To break this cycle, parents can take several steps:

  1. Recognize the Legacy to Avoid: Understand the harmful scripts passed down—such as the pressure to be smaller, eat less, and look a certain way—and commit to fostering a relationship with food based on trust, joy, and respect.

  2. Ditch the Shame, Keep the Structure: Serve a variety of foods without labeling them “good” or “bad.” Maintain structure with set mealtimes and cues without control or scarcity. Teach children how different foods affect their energy and focus without tying their worth to their diet.

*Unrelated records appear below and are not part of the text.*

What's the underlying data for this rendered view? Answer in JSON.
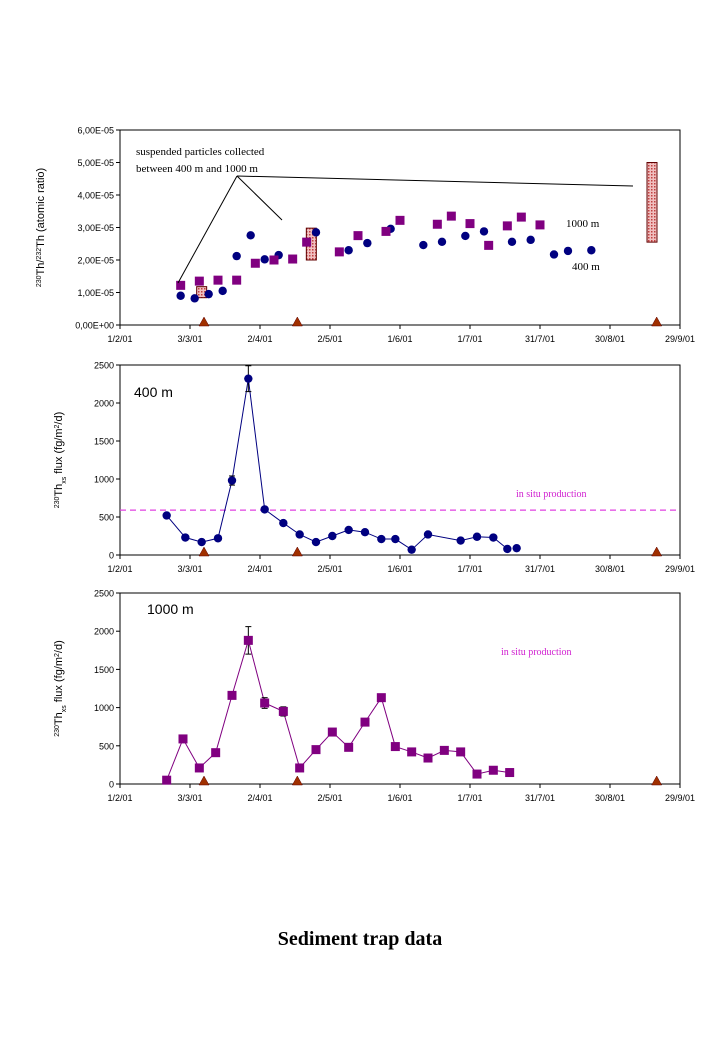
{
  "caption": "Sediment trap data",
  "chart_data": [
    {
      "type": "line",
      "ylabel_prefix": "230",
      "ylabel_main1": "Th/",
      "ylabel_sup2": "232",
      "ylabel_main2": "Th (atomic ratio)",
      "yticks": [
        "0,00E+00",
        "1,00E-05",
        "2,00E-05",
        "3,00E-05",
        "4,00E-05",
        "5,00E-05",
        "6,00E-05"
      ],
      "ylim": [
        0,
        6e-05
      ],
      "xticks": [
        "1/2/01",
        "3/3/01",
        "2/4/01",
        "2/5/01",
        "1/6/01",
        "1/7/01",
        "31/7/01",
        "30/8/01",
        "29/9/01"
      ],
      "annotation_line1": "suspended particles collected",
      "annotation_line2": "between 400 m and 1000 m",
      "label_1000": "1000 m",
      "label_400": "400 m",
      "series": [
        {
          "name": "400 m",
          "color": "#000080",
          "marker": "circle",
          "x": [
            26,
            32,
            38,
            44,
            50,
            56,
            62,
            68,
            84,
            98,
            106,
            116,
            130,
            138,
            148,
            156,
            168,
            176,
            186,
            192,
            202
          ],
          "y": [
            9e-06,
            8.2e-06,
            9.5e-06,
            1.05e-05,
            2.12e-05,
            2.76e-05,
            2.02e-05,
            2.15e-05,
            2.85e-05,
            2.3e-05,
            2.52e-05,
            2.96e-05,
            2.46e-05,
            2.56e-05,
            2.74e-05,
            2.88e-05,
            2.56e-05,
            2.62e-05,
            2.17e-05,
            2.28e-05,
            2.3e-05
          ]
        },
        {
          "name": "1000 m",
          "color": "#800080",
          "marker": "square",
          "x": [
            26,
            34,
            42,
            50,
            58,
            66,
            74,
            80,
            94,
            102,
            114,
            120,
            136,
            142,
            150,
            158,
            166,
            172,
            180
          ],
          "y": [
            1.22e-05,
            1.35e-05,
            1.38e-05,
            1.38e-05,
            1.9e-05,
            2e-05,
            2.03e-05,
            2.55e-05,
            2.25e-05,
            2.75e-05,
            2.88e-05,
            3.22e-05,
            3.1e-05,
            3.35e-05,
            3.12e-05,
            2.45e-05,
            3.05e-05,
            3.32e-05,
            3.08e-05
          ]
        }
      ],
      "suspended_bars": [
        {
          "x": 35,
          "y0": 8.4e-06,
          "y1": 1.18e-05
        },
        {
          "x": 82,
          "y0": 2e-05,
          "y1": 2.98e-05
        },
        {
          "x": 228,
          "y0": 2.55e-05,
          "y1": 5e-05
        }
      ],
      "triangles_x": [
        36,
        76,
        230
      ]
    },
    {
      "type": "line",
      "title": "400 m",
      "ylabel_main1": "230",
      "ylabel_main2": "Th",
      "ylabel_sub": "xs",
      "ylabel_main3": " flux (fg/m",
      "ylabel_sup": "2",
      "ylabel_main4": "/d)",
      "yticks": [
        "0",
        "500",
        "1000",
        "1500",
        "2000",
        "2500"
      ],
      "ylim": [
        0,
        2500
      ],
      "xticks": [
        "1/2/01",
        "3/3/01",
        "2/4/01",
        "2/5/01",
        "1/6/01",
        "1/7/01",
        "31/7/01",
        "30/8/01",
        "29/9/01"
      ],
      "ref_label": "in situ production",
      "ref_value": 590,
      "series": [
        {
          "name": "400 m",
          "color": "#000080",
          "marker": "circle",
          "x": [
            20,
            28,
            35,
            42,
            48,
            55,
            62,
            70,
            77,
            84,
            91,
            98,
            105,
            112,
            118,
            125,
            132,
            146,
            153,
            160,
            166
          ],
          "y": [
            520,
            230,
            170,
            220,
            980,
            2320,
            600,
            420,
            270,
            170,
            250,
            330,
            300,
            210,
            210,
            70,
            270,
            190,
            240,
            230,
            80
          ],
          "err": [
            0,
            0,
            0,
            0,
            60,
            170,
            0,
            0,
            0,
            0,
            0,
            0,
            0,
            0,
            0,
            0,
            0,
            0,
            0,
            0,
            0
          ]
        }
      ],
      "extra_points": [
        {
          "x": 170,
          "y": 90
        }
      ],
      "triangles_x": [
        36,
        76,
        230
      ]
    },
    {
      "type": "line",
      "title": "1000 m",
      "ylabel_main1": "230",
      "ylabel_main2": "Th",
      "ylabel_sub": "xs",
      "ylabel_main3": " flux (fg/m",
      "ylabel_sup": "2",
      "ylabel_main4": "/d)",
      "yticks": [
        "0",
        "500",
        "1000",
        "1500",
        "2000",
        "2500"
      ],
      "ylim": [
        0,
        2500
      ],
      "xticks": [
        "1/2/01",
        "3/3/01",
        "2/4/01",
        "2/5/01",
        "1/6/01",
        "1/7/01",
        "31/7/01",
        "30/8/01",
        "29/9/01"
      ],
      "ref_label": "in situ production",
      "series": [
        {
          "name": "1000 m",
          "color": "#800080",
          "marker": "square",
          "x": [
            20,
            27,
            34,
            41,
            48,
            55,
            62,
            70,
            77,
            84,
            91,
            98,
            105,
            112,
            118,
            125,
            132,
            139,
            146,
            153,
            160,
            167
          ],
          "y": [
            50,
            590,
            210,
            410,
            1160,
            1880,
            1060,
            950,
            210,
            450,
            680,
            480,
            810,
            1130,
            490,
            420,
            340,
            440,
            420,
            130,
            180,
            150
          ],
          "err": [
            0,
            0,
            0,
            0,
            0,
            180,
            70,
            60,
            0,
            0,
            0,
            0,
            0,
            0,
            0,
            0,
            0,
            0,
            0,
            0,
            0,
            0
          ]
        }
      ],
      "triangles_x": [
        36,
        76,
        230
      ]
    }
  ]
}
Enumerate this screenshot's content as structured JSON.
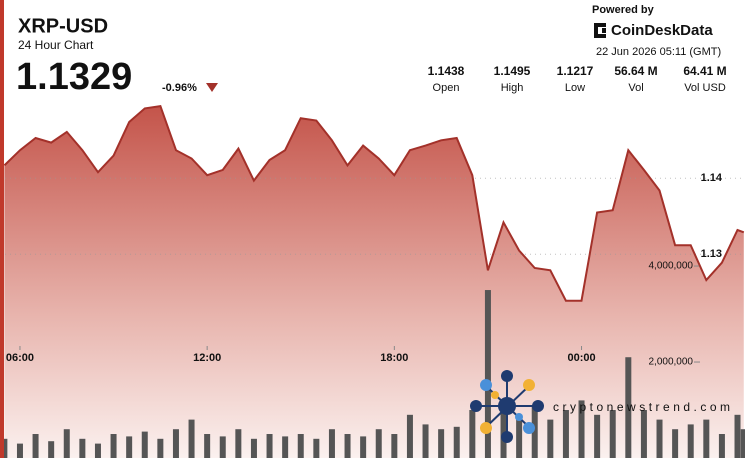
{
  "chart_data": {
    "type": "line",
    "title": "XRP-USD",
    "subtitle": "24 Hour Chart",
    "price": "1.1329",
    "change": "-0.96%",
    "stats": [
      {
        "value": "1.1438",
        "label": "Open"
      },
      {
        "value": "1.1495",
        "label": "High"
      },
      {
        "value": "1.1217",
        "label": "Low"
      },
      {
        "value": "56.64 M",
        "label": "Vol"
      },
      {
        "value": "64.41 M",
        "label": "Vol USD"
      }
    ],
    "powered_by": "Powered by",
    "brand": "CoinDeskData",
    "timestamp": "22 Jun 2026 05:11 (GMT)",
    "watermark": "cryptonewstrend.com",
    "x": [
      5.5,
      6,
      6.5,
      7,
      7.5,
      8,
      8.5,
      9,
      9.5,
      10,
      10.5,
      11,
      11.5,
      12,
      12.5,
      13,
      13.5,
      14,
      14.5,
      15,
      15.5,
      16,
      16.5,
      17,
      17.5,
      18,
      18.5,
      19,
      19.5,
      20,
      20.5,
      21,
      21.5,
      22,
      22.5,
      23,
      23.5,
      24,
      24.5,
      25,
      25.5,
      26,
      26.5,
      27,
      27.5,
      28,
      28.5,
      29,
      29.2
    ],
    "series": [
      {
        "color": "#a3312a",
        "values": [
          1.1417,
          1.1437,
          1.1453,
          1.1447,
          1.1461,
          1.1437,
          1.1408,
          1.143,
          1.1474,
          1.1492,
          1.1495,
          1.1437,
          1.1426,
          1.1404,
          1.1411,
          1.1439,
          1.1397,
          1.1424,
          1.1437,
          1.1479,
          1.1476,
          1.145,
          1.1417,
          1.1443,
          1.1426,
          1.1404,
          1.1437,
          1.1443,
          1.145,
          1.1453,
          1.1404,
          1.1279,
          1.1342,
          1.1305,
          1.1282,
          1.1279,
          1.1239,
          1.1239,
          1.1355,
          1.1358,
          1.1437,
          1.1411,
          1.1384,
          1.1312,
          1.1312,
          1.1266,
          1.1289,
          1.1332,
          1.1329
        ]
      },
      {
        "color": "#555555",
        "axis": "y2",
        "values": [
          400000,
          300000,
          500000,
          350000,
          600000,
          400000,
          300000,
          500000,
          450000,
          550000,
          400000,
          600000,
          800000,
          500000,
          450000,
          600000,
          400000,
          500000,
          450000,
          500000,
          400000,
          600000,
          500000,
          450000,
          600000,
          500000,
          900000,
          700000,
          600000,
          650000,
          1000000,
          3500000,
          1200000,
          900000,
          1100000,
          800000,
          1000000,
          1200000,
          900000,
          1000000,
          2100000,
          1000000,
          800000,
          600000,
          700000,
          800000,
          500000,
          900000,
          600000
        ]
      }
    ],
    "xlim": [
      5.36,
      29.24
    ],
    "xticks": [
      {
        "value": 6,
        "label": "06:00"
      },
      {
        "value": 12,
        "label": "12:00"
      },
      {
        "value": 18,
        "label": "18:00"
      },
      {
        "value": 24,
        "label": "00:00"
      }
    ],
    "ylim": [
      1.1032,
      1.1503
    ],
    "yticks": [
      1.13,
      1.14
    ],
    "y2lim": [
      0,
      7460000
    ],
    "y2ticks": [
      {
        "value": 2000000,
        "label": "2,000,000"
      },
      {
        "value": 4000000,
        "label": "4,000,000"
      }
    ],
    "grid": true
  }
}
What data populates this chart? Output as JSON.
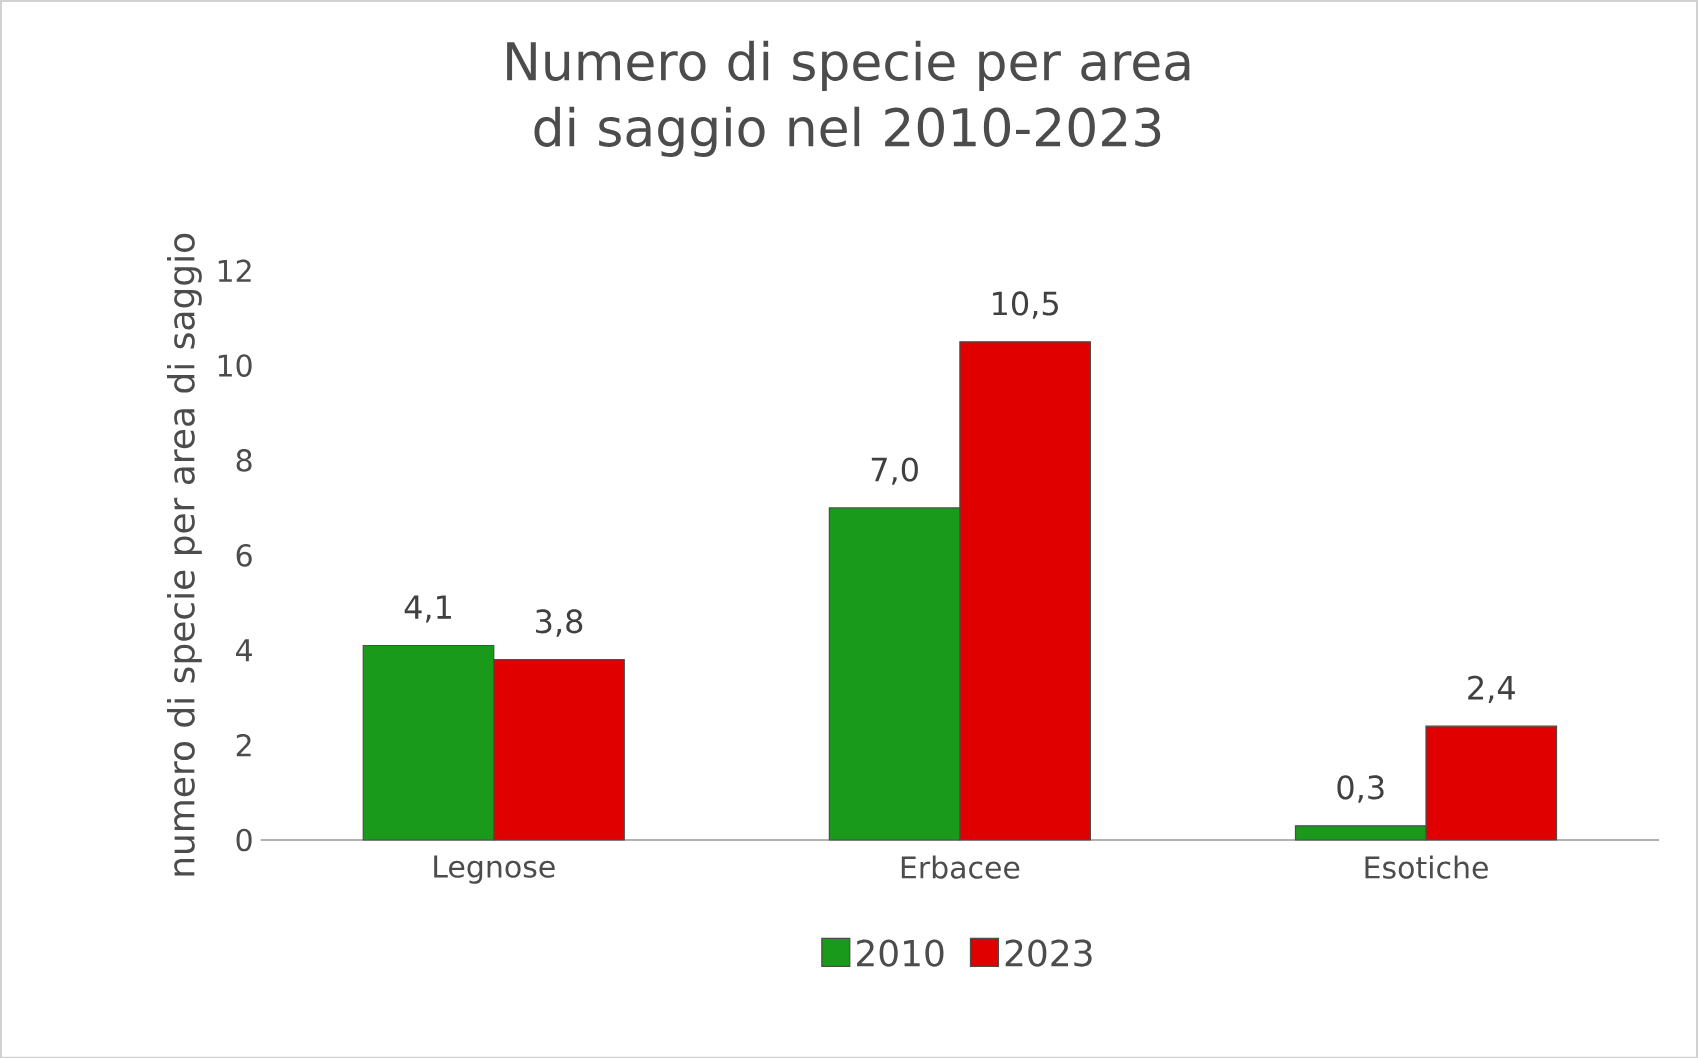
{
  "chart_data": {
    "type": "bar",
    "title": "Numero di specie per area di saggio nel 2010-2023",
    "ylabel": "numero di specie per area di saggio",
    "categories": [
      "Legnose",
      "Erbacee",
      "Esotiche"
    ],
    "series": [
      {
        "name": "2010",
        "color": "#1a9a1a",
        "values": [
          4.1,
          7.0,
          0.3
        ],
        "value_labels": [
          "4,1",
          "7,0",
          "0,3"
        ]
      },
      {
        "name": "2023",
        "color": "#e00000",
        "values": [
          3.8,
          10.5,
          2.4
        ],
        "value_labels": [
          "3,8",
          "10,5",
          "2,4"
        ]
      }
    ],
    "ylim": [
      0,
      12
    ],
    "yticks": [
      0,
      2,
      4,
      6,
      8,
      10,
      12
    ],
    "grid": false,
    "legend": "bottom"
  }
}
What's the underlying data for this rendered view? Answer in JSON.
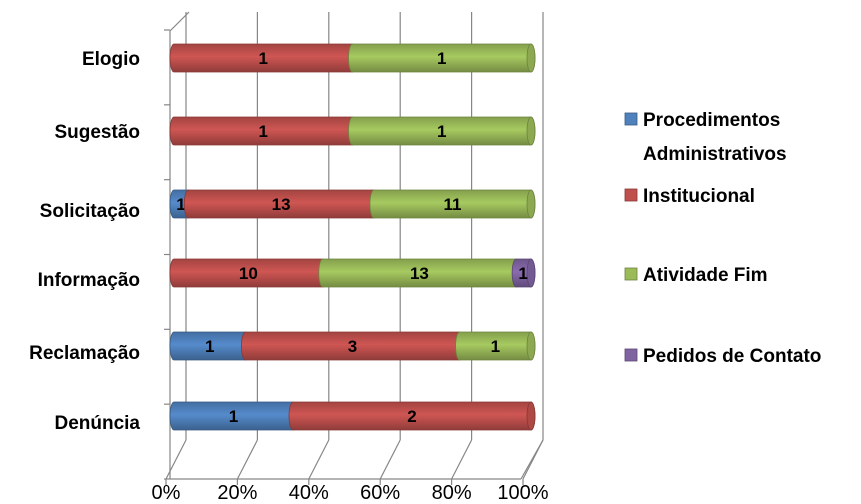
{
  "chart_data": {
    "type": "bar",
    "orientation": "horizontal",
    "stacked": true,
    "percent_stacked": true,
    "categories": [
      "Elogio",
      "Sugestão",
      "Solicitação",
      "Informação",
      "Reclamação",
      "Denúncia"
    ],
    "series": [
      {
        "name": "Procedimentos Administrativos",
        "name_lines": [
          "Procedimentos",
          "Administrativos"
        ],
        "color": "#4F81BD",
        "values": [
          0,
          0,
          1,
          0,
          1,
          1
        ]
      },
      {
        "name": "Institucional",
        "color": "#C0504D",
        "values": [
          1,
          1,
          13,
          10,
          3,
          2
        ]
      },
      {
        "name": "Atividade Fim",
        "color": "#9BBB59",
        "values": [
          1,
          1,
          11,
          13,
          1,
          0
        ]
      },
      {
        "name": "Pedidos de Contato",
        "color": "#8064A2",
        "values": [
          0,
          0,
          0,
          1,
          0,
          0
        ]
      }
    ],
    "x_ticks": [
      "0%",
      "20%",
      "40%",
      "60%",
      "80%",
      "100%"
    ],
    "xlim": [
      0,
      100
    ],
    "grid": true,
    "legend_position": "right"
  }
}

  3. Make Food About Fueling: Encourage children to view food as fuel. Discuss which foods make them feel strong, full, and focused. Allow food to be fun without making it special or off-limits. Keep food neutral—it’s neither a reward nor a punishment.

  4. Move for Joy, Not for Size: Teach children that movement is about feeling alive and caring for their bodies, not about burning calories. Encourage activities like running, dancing, and stretching for the joy and benefits they bring.

  5. Normalize Body Acceptance: Model body respect by treating your own body with care, moving it, resting it, and existing comfortably in various situations. Show children that worthiness is not conditional and that all bodies are good bodies.

By implementing these steps, parents can help their children develop a healthy relationship with food and their bodies, breaking free from the constraints of diet culture.